I'd guess you're asking rhetorically but
Japan
Germany
Austria
Belgium
France
Italy
The Netherlands
The Phillipines
Or in other words, WWII era victories.
Regime change is pretty effective after a total war when you kill every fighting age male. When a country is brought to its knees and or was an sattelite state of a different occupying force, nation buidling has its place. But its also very costly in lives.
In order to circumvent the need for mass troop commitments, casualties and the outmoding of total war with the advent of the A-Bomb, post WWII/cold war presidents began relying on CIA covert operations to stoke coups and uprisings in order to acheive nation building. This was much less successful in the long term, because it recruited and armed many fighting aged males, instead of sending them to the meat grinder. But in terms of American lives, it preferable to overt war, though it's results are usually temporary. Typically CIA actions have been a mix of toppling popular revolutions, reinstating former leaders, enabling CIA controlled puppets and supporting prefered forces in a civil war.

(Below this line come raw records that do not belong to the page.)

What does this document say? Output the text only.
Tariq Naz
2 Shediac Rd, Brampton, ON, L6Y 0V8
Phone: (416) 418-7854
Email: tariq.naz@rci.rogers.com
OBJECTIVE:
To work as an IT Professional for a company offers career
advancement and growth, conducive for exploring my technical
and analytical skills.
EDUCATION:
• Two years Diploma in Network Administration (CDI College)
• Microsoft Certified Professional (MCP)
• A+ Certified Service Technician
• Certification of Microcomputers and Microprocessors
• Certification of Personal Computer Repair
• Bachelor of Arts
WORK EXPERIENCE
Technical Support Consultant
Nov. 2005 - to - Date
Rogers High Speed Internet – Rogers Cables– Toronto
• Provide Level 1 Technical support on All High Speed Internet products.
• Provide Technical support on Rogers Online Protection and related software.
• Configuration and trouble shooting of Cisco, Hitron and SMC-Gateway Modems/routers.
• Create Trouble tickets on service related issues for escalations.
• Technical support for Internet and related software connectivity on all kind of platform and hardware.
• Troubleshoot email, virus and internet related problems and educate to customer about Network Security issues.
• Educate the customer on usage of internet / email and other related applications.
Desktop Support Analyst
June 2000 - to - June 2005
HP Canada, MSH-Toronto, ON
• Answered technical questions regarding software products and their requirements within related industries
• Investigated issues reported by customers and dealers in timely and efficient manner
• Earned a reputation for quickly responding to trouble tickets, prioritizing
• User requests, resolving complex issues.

*Mosaddegh's popular recolution being overthrown and replaced by the reinstated shah in Iran
*Allende's socialist uprising in Chile being overthrown with Track II
*The Mujahadeen in Afghanistan
*Supporting Habre in Chad
There were softer popular revolutions against the USSR in Poland and East Germany, though not bloodless, they were the standard bearer for Reagan/Bush 1 era diplomacy, though Gorbachev's perestroika and glasnost policies to openness and reform in sattelite states was the bigger catalyst for the fall of the iron curtain.
Korea, Vietnam were overt wars to quell civil wars and maintain relationships with prefered sides, and since they were fought with half measures they ranged from disaster to catastrophe.
Iraq and Afghanistan were also part of the failed half measures occupation campagins , though sold to the American public as anti terrorist campaigns instead of anti communist. Instead of fearing communism blocks could overtake the west, the now unipolar world revolving around the united had the new boogiemen of of rougue states and non military actors. Typically called the Bush doctrine, though really implemented by Clinton and Bush 1, states the US deemed unstable could be overtly bombed when politically expedient. Iraq was the patient zero of unipolar as Clinton bombed them several times throughout his presidency after Bush 1 had successfully crippled the bathist forces in 1991. Yemen, Syria, Libya have all been continuations of our
In almost every case these rogue nations were headed by former allies or guerrilla cells once funded by the US. Outliers like the the breakup of Yugoslavia after the death of Tito and the Bosnian conflict could be considered successes of humanitarian relief and US intervention. It should be considered the exception to the rule.
You can nation build quite easily under a few conditions
1. The war is considered justified internally by your population
2. You kill most of the fighting aged men that oppose you
3. You either repel an occupying force or cripple a militaristic one so completely the nation you are building sees the former regime as weak.
Half measure wars never achieve these because if what you are fighting is truly so evil it is worth committing to, you should be dropping nukes. You can't drop nukes though, and thusly war has been outmoded in practice, and we've been experiencing it's death throws in the late 20th and early 21st century. The only place left for conventional total war is among non nuclear states or China and the United States, two countries so intertwined that the objective of bringing the other to kneel would tank your own economy. If that ends up being WW3 it will be the most preposterous of all wars.
Peacekeeping has some benefits, despite my governments retarded cycle of arming retards to bomb them later, we secured internatiinal shipping routes for nearly a century and raised the global standard of living unfathomable amounts. Which is a decent comp to McNamara's stewardship over Vietnam while also leading the commercial adoption of seatbelts.